“Care of the Soul” is the title of a book by Thomas Moore in which he presents his vision of a new kind of psychotherapy—one in which psychology and spirituality are reunited into a living whole.
The core idea of the book is that there is a difference between
(1) healing the soul and (2) caring for the soul.
While healing the soul aims to remove problems, caring for the soul seeks to recognize the spiritual value of what we call “problems” and use it as a path of inner development.
From this follows another important distinction:
in healing, there is the assumption that once the problems are removed, we will finally be able to enjoy life.
In contrast, care of the soul sees life as an ongoing series of challenges that never truly end. What changes is not the presence of difficulty, but its form and meaning.
“…care of the soul differs in scope from modern notions of psychology and psychotherapy. It is not about curing, fixing, changing, adjusting, or healing, nor about some idea of perfection or even improvement. It does not seek an ideal, problem-free existence in the future.
It remains humbly rooted in the present, close to the life that unfolds day by day, and at the same time oriented toward religion and spirituality.”
— Thomas Moore
I resonate deeply with this author’s perspective and find this distinction profoundly helpful. Different psychological difficulties require different therapeutic approaches, and if we truly want to be of help to those who seek psychotherapy, we need to recognize these differences. Because in psychotherapy there is room both for healing the soul and for caring for the soul.
By healing, I understand psychotherapeutic work with past trauma and the release of the energy that has been frozen within it. At this level, the important transformation of outdated attitudes and beliefs about life also takes place—beliefs that no longer fit the developing identity. When we heal, we allow something to leave our lives, and this release brings a lightness we did not have before. Things we previously experienced as problems may no longer appear as such. For some people, healing the soul is enough.
For others, it is not. For them, healing is only the preliminary phase before entering something deeper. One could say that when the impulse of individuation (the soul) awakens, care of the soul begins. Roberto Assagioli, the founder of psychosynthesis, describes this stage in the following way:
“Those who strive too zealously for perfection should constantly remember that the work of inner rebirth is carried out by the spirit and by spiritual energies. Their personal task is to attract these forces through inner self-surrender, meditation, and the right state of soul, and to remove what hinders the free action of the spirit.

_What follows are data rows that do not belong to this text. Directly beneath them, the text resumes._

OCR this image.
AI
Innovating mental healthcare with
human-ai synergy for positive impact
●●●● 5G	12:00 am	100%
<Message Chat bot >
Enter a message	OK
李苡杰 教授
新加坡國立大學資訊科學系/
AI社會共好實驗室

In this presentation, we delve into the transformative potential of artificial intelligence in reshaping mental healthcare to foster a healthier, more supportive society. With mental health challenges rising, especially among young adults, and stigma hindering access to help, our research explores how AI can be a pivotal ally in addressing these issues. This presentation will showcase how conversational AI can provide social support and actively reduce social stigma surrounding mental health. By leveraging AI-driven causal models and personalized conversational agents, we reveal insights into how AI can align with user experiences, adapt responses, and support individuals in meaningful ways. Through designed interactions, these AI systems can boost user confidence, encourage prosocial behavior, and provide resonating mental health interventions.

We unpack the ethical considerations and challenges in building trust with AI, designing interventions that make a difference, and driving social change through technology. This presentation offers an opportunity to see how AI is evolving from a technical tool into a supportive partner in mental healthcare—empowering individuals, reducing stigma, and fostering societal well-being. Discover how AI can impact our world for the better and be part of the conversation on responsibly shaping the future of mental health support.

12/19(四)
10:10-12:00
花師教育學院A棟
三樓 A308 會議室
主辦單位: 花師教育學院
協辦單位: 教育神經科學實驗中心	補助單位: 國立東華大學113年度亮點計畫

If they fulfill this task, all that remains is to wait with patience and trust for the unfolding of spiritual action in the soul.”
— Roberto Assagioli
I find Assagioli’s words very precise: the defining quality of care of the soul is patience, allowing, presence. It is the effort to understand—an effort that helps us accept aspects of ourselves and of others that once felt foreign, disturbing, or repelling. Unlike healing the soul, where we are active agents of change, here the process gradually reverses. The activity of consciousness and resistance to inertia remain, but receptivity increasingly comes to the foreground. As Assagioli writes, this is how we become receptive vessels for spiritual energies working within us.
That is why another key word here is trust.
For me, trust is the most intimate form of spiritual faith and connection to the Source. At this stage, suffering does not disappear—but our relationship to it changes.
“Therefore, the first thing to say about care of the soul is that it is not primarily a method of solving problems. Its aim is not to make life problem-free, but to bring into ordinary life the depth and value that come with soulfulness.
In a sense, it is a much greater challenge than psychotherapy, because it is concerned with cultivating a deeply expressive and meaningful life at home and in society.
It is a challenge also because it requires imagination from each of us. In therapy, we place our problems at the feet of professionals whom we assume are trained to solve them for us. In care of the soul, we ourselves have the task—and the pleasure—of shaping our lives for the good of the soul.”
— Thomas Moore
The distinction between healing the soul and caring for the soul, although not new, is essential. Similar distinctions appear in other psychotherapeutic traditions such as Jungian analysis, humanistic psychotherapy, logotherapy, and psychosynthesis.
So, if you are among those who have already walked a long path of healing and self-knowledge, and yet your suffering—though perhaps in another form—continues, I believe this understanding can bring consolation. Because, as Moore writes, “the goal of care of the soul is not to make life problem-free, but to bring depth and value into ordinary life.”
Kameliya Hadzhiyska
Note: The quotations are translated from Bulgarian and are not presented as verbatim citations.